Между прочим, я склонна не согласиться с Мариной: Олег совершенно не производит впечатления человека, нуждающегося в опеке.
– Наши отношения с Олегом всегда были непростыми. Возможно, он вам об этом рассказывал? – Она вопросительно взглянула на меня. – Видите ли, я певица. Профессия, прямо скажем, не сидячая: приходится много путешествовать, мы редко виделись, а после приезда заново привыкали друг к другу. Мы часто ссорились, даже хотели расстаться – особенно в тот период, когда… Агния, Олег рассказывал вам о Дашеньке?
– Да, – ответила я. – Мне очень жаль, что с вашей дочерью произошла такая трагедия. Я сама мать, и могу себе представить, что вы, должно быть, испытали и испытываете до сих пор!
– Вы правы, это невозможно пережить, – тихо сказала Марина, и мне показалось, что она сейчас заплачет. Но женщина взяла себя в руки. – Мы оба с Олегом вели себя тогда глупо. Вместо того чтобы вместе пытаться преодолеть несчастье, мы постоянно ругались, обвиняя друг друга в гибели дочери. Наверное, я виновата больше, чем он, ведь Даша находилась со мной, когда утонула…
Мне было нечего на это сказать, поэтому я сочла за благо промолчать.

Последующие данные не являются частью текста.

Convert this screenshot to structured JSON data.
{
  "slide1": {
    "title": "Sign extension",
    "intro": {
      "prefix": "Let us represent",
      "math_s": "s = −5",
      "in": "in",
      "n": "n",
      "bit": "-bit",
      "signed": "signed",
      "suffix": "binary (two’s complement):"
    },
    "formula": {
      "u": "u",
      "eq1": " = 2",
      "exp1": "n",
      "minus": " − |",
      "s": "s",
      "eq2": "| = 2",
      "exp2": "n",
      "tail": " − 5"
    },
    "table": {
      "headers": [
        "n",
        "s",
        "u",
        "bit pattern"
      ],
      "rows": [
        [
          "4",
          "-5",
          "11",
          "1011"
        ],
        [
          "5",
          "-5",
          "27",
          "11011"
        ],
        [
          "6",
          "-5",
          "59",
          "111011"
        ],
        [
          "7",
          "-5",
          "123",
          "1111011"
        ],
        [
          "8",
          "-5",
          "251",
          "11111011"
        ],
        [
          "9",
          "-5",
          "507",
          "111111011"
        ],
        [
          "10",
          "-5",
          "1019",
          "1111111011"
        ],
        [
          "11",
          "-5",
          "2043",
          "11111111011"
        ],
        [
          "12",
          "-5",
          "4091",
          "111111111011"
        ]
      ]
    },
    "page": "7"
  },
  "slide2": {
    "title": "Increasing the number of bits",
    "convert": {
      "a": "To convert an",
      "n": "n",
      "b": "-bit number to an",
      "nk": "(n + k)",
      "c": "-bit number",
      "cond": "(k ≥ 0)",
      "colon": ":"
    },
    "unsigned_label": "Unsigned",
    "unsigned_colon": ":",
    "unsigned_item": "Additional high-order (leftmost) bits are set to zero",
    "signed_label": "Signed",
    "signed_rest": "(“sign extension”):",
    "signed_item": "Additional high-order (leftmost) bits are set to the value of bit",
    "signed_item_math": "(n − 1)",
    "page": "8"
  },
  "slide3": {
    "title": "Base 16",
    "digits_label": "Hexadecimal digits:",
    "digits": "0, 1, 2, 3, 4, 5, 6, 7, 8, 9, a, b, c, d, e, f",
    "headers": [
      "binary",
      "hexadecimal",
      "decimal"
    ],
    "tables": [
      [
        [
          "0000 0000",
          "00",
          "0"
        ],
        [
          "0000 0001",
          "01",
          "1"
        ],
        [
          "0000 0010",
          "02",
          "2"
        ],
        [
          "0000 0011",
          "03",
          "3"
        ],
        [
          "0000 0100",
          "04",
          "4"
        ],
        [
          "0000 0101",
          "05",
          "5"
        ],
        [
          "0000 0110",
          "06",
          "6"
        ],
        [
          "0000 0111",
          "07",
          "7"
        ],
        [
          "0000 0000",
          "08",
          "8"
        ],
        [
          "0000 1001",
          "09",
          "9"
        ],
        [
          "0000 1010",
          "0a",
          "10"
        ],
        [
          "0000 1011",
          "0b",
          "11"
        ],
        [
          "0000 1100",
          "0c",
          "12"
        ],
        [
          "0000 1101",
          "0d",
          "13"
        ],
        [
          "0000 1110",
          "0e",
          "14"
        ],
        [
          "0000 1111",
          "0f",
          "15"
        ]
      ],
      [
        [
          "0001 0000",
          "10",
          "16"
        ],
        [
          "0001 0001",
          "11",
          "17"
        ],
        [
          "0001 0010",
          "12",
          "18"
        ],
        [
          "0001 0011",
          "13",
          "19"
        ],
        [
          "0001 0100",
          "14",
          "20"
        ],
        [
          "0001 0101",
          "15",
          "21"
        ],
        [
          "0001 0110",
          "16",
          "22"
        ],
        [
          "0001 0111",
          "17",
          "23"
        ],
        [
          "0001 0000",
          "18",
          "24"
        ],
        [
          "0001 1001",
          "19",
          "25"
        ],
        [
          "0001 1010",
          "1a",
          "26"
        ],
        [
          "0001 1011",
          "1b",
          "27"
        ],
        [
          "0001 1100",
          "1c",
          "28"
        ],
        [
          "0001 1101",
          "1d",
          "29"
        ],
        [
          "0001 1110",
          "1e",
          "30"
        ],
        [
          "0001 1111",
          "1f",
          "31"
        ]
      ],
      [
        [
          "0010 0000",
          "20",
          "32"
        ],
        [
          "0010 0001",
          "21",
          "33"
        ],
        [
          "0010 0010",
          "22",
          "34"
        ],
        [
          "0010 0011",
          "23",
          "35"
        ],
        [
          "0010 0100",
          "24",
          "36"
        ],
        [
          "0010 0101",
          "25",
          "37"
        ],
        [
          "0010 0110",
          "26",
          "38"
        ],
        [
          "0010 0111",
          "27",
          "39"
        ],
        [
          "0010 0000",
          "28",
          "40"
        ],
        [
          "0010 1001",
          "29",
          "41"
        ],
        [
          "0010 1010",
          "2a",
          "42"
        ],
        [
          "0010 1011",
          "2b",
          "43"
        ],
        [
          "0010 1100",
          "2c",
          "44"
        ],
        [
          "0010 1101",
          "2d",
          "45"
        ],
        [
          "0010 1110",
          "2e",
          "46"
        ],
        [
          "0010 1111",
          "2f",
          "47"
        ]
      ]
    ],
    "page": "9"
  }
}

– К счастью, – продолжала Марина, – подруга посоветовала мне обратиться к психологу. Мы отправились туда вместе с Олегом, хотя он и возражал. Через несколько сеансов мы пришли к выводу, что нашей уменьшившейся семье необходимо сменить обстановку – просто для того, чтобы выжить. Олег решил осесть в Питере. Это решение меня не удивило и даже обрадовало, потому что я знала, что он здесь учился, у него тут полно институтских друзей, а я все равно могу продолжать гастролировать, и перемена места жительства на это никак не повлияет. Мы договорились, что Олег поедет первым, найдет жилье, разберется с работой, а потом я присоединюсь к нему. К сожалению, процесс немного затянулся. У меня образовались очередные концерты на периферии, да и Олег никак не мог выбрать время, чтобы закончить ремонт, купить мебель и так далее. В общем, как только мой график позволил, я подумала: бог с ними, с удобствами, но лучше я буду рядом с мужем!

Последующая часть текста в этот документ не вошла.